If you typically wear glasses rather than contact lenses or vice versa, you may assume that getting a pair of the other would be as easy as calling your eye doctor and ordering them. This isn’t so, though. Unless you’ve tried to do this or you use both glasses and contact lenses, you may not know that glasses and contact lens prescriptions are not the same.
You need a separate prescription for glasses and for contact lenses due to some seemingly minute but significant differences between the two. If you wear contact lenses, your eye doctor may already provide you with a glasses prescription. However, this is not always the case.
Here is what you need to know about the differences between glasses and contact lens prescriptions, and what to do if you want to try the other type of lenses out.
Why Are Glasses And Contact Lens Prescriptions Different?
If you’re surprised to learn that glasses and contact lens prescriptions are different, you’re not alone. Many people assume that a prescription is a prescription, and that if you already have glasses, you should be able to get contacts with ease.
Glasses and contact lens prescriptions are different due to how you wear them.
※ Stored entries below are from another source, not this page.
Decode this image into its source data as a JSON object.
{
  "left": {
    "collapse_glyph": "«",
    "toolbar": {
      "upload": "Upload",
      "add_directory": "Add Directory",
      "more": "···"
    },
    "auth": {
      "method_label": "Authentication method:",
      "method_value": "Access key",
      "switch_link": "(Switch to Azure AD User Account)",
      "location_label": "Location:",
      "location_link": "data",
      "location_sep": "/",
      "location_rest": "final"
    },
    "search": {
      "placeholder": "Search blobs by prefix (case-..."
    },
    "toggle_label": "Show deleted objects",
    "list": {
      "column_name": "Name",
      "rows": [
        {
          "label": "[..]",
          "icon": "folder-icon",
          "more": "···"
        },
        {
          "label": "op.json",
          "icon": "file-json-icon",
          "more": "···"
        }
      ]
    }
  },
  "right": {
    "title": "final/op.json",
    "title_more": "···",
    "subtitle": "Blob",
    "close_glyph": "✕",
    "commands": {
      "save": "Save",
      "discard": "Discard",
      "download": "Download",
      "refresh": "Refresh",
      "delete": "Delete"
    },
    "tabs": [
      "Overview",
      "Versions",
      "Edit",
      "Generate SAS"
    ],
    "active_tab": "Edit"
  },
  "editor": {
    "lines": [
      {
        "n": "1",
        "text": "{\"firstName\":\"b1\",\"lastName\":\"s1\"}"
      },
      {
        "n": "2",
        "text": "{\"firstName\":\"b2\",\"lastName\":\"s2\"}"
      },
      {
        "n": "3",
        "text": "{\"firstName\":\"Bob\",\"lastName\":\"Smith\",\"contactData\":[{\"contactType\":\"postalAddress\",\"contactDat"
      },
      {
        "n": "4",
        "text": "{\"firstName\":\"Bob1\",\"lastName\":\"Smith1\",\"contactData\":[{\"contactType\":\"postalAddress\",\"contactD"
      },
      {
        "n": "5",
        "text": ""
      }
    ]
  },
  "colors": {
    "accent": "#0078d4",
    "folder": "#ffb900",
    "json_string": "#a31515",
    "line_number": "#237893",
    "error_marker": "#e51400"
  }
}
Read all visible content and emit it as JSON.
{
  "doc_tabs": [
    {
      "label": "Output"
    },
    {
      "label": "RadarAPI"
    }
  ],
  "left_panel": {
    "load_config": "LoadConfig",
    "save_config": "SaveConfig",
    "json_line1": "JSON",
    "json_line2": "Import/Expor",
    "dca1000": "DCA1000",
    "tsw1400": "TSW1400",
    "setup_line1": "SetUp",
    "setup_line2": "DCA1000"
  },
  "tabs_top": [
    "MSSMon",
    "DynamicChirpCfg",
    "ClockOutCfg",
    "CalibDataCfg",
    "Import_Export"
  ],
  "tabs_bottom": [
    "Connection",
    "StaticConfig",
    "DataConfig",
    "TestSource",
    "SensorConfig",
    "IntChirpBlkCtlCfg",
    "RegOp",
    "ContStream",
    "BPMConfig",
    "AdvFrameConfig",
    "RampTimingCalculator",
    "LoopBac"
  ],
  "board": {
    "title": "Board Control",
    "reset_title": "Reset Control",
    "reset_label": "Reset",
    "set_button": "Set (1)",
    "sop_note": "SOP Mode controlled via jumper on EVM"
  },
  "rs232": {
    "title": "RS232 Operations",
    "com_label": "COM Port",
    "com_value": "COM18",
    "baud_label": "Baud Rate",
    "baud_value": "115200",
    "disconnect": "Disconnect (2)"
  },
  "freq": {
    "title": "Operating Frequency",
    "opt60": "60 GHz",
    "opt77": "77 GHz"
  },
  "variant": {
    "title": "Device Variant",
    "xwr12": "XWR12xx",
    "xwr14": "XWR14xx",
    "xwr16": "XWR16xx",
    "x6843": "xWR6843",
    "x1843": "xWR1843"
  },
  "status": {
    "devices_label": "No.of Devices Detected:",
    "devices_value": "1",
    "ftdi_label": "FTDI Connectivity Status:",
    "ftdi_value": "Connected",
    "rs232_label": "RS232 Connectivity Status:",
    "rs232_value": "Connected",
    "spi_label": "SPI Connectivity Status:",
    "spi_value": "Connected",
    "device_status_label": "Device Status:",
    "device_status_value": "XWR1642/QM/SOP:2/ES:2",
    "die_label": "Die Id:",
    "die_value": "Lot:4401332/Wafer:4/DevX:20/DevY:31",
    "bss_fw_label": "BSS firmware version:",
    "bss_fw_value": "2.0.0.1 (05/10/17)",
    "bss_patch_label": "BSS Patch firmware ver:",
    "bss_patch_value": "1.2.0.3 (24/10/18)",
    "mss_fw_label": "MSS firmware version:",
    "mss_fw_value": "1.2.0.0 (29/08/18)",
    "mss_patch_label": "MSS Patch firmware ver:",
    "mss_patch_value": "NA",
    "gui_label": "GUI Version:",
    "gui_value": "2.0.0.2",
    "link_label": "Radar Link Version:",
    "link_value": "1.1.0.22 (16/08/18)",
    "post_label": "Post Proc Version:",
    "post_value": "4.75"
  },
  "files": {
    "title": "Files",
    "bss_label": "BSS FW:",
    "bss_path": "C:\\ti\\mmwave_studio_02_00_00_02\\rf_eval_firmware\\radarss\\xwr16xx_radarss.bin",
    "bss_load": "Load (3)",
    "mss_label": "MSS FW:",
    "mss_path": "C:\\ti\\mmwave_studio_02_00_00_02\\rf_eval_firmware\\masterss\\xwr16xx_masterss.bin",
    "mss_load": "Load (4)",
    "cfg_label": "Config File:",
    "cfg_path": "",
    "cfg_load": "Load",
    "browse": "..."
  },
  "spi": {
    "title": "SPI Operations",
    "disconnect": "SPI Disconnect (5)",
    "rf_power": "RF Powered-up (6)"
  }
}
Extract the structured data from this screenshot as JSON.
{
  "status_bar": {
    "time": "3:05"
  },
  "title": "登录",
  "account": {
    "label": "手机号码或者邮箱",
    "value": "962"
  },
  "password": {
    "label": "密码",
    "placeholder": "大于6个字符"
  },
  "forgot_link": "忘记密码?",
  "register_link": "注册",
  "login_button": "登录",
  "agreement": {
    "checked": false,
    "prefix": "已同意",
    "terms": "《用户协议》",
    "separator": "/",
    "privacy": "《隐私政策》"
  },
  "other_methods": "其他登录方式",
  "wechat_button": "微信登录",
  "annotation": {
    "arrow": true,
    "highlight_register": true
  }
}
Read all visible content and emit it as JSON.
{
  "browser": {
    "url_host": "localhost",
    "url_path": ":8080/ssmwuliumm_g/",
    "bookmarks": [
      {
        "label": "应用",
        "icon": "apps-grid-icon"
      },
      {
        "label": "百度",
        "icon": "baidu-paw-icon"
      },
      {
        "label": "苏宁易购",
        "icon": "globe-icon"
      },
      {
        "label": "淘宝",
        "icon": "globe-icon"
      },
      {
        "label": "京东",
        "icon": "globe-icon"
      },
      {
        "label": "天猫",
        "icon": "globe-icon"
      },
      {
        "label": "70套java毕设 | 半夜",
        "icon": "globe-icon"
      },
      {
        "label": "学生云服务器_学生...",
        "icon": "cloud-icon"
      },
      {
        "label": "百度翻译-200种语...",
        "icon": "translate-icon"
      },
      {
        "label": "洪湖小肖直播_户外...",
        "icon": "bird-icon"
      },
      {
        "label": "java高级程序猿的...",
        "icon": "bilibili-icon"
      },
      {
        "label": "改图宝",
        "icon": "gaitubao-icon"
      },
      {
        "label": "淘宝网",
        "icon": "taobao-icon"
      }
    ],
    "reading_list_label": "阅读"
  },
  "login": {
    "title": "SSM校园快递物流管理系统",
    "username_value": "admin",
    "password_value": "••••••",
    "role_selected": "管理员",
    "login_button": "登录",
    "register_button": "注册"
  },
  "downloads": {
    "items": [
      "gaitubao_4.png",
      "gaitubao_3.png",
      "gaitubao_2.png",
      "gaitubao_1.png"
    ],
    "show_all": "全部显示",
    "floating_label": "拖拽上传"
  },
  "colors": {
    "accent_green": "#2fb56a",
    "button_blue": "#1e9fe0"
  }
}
Glasses sit on the bridge of your nose, about 12 millimeters away from your eyes. Contact lenses are worn directly on your cornea. Because of the difference in how far away they are from your eyes and how you wear them, they require separate prescriptions.
How Are Glasses And Contact Lens Prescriptions Different?
Glasses and contact lens prescriptions are different in more ways than you may expect! Here are some of the chief ways in which they differ.
For Contacts
Because you wear contact lenses on your eyes, a contact lens prescription needs to be fitted to the size and shape of your eye. They don’t just need to have the lens strength, they also need to be fitted to your individual eyes so that they are comfortable. Different people have differently shaped and sized eyes, which impacts the contacts they wear.
Different people also have different demands of their contacts: for instance, one person might need more breathability in their lenses because they wear them for long periods of time or accidentally fall asleep in them from time to time. This is why when you get contact lenses, your eye doctor may have you try out different brands and then include the brand that works best for you on your prescription.
For Glasses
Since you wear glasses at a slight distance from your eyes, glasses prescriptions need your pupillary distance (the distance between your pupils), so you don’t have to worry about crossing your eyes or anything like that. Glasses prescriptions are often weaker than contact lens prescriptions due to the fact that the space between their lenses and your eyes leads to a change in prescription strength.
While your contact lens prescription includes how they should fit, when you purchase glasses, the people you purchase them from will have you try different frames on and ask how they feel. They may make adjustments to the frames in order to help them fit you better. You may opt for one pair of frames over another, due to style, fit, and price.
What Do You Do If You Want To Get Another Prescription?
If you’re an avid glasses or contacts wearer and you want to give the other type of lens a go, you’ll likely need to make an appointment with your eye doctor. Sometimes, when you have your yearly eye exam, your eye doctor will fit you for both contacts and glasses and provide you with both prescriptions. However, state laws vary, and you may need to have different appointments to be fitted.
If you want to try out contacts, you will need a contact lens fitting. This is so that the eye doctor can ensure they are fitted to your eyes and will be comfortable for you.
- About colored contacts. It’s important to note that even if you do not need corrective lenses, if you want to try out colored contacts, you will still need a contact lens prescription. A prescription without lens strength like this is a plano prescription. If you buy colored contacts from a store that does not require a prescription, you could suffer many adverse effects. Learn more about this in our previous blog: Colored Contacts And Your Eyes: Keep Your Eyes Safe This Halloween.
If you want to try out glasses, you will need to be fitted for these too, with your pupillary difference. The parameters on glasses prescriptions can differ from contact prescriptions. If you want to try plano glasses, or glasses without corrective lenses, you can just pick these up in a store, as they do not carry the risks that non-prescription colored contacts do.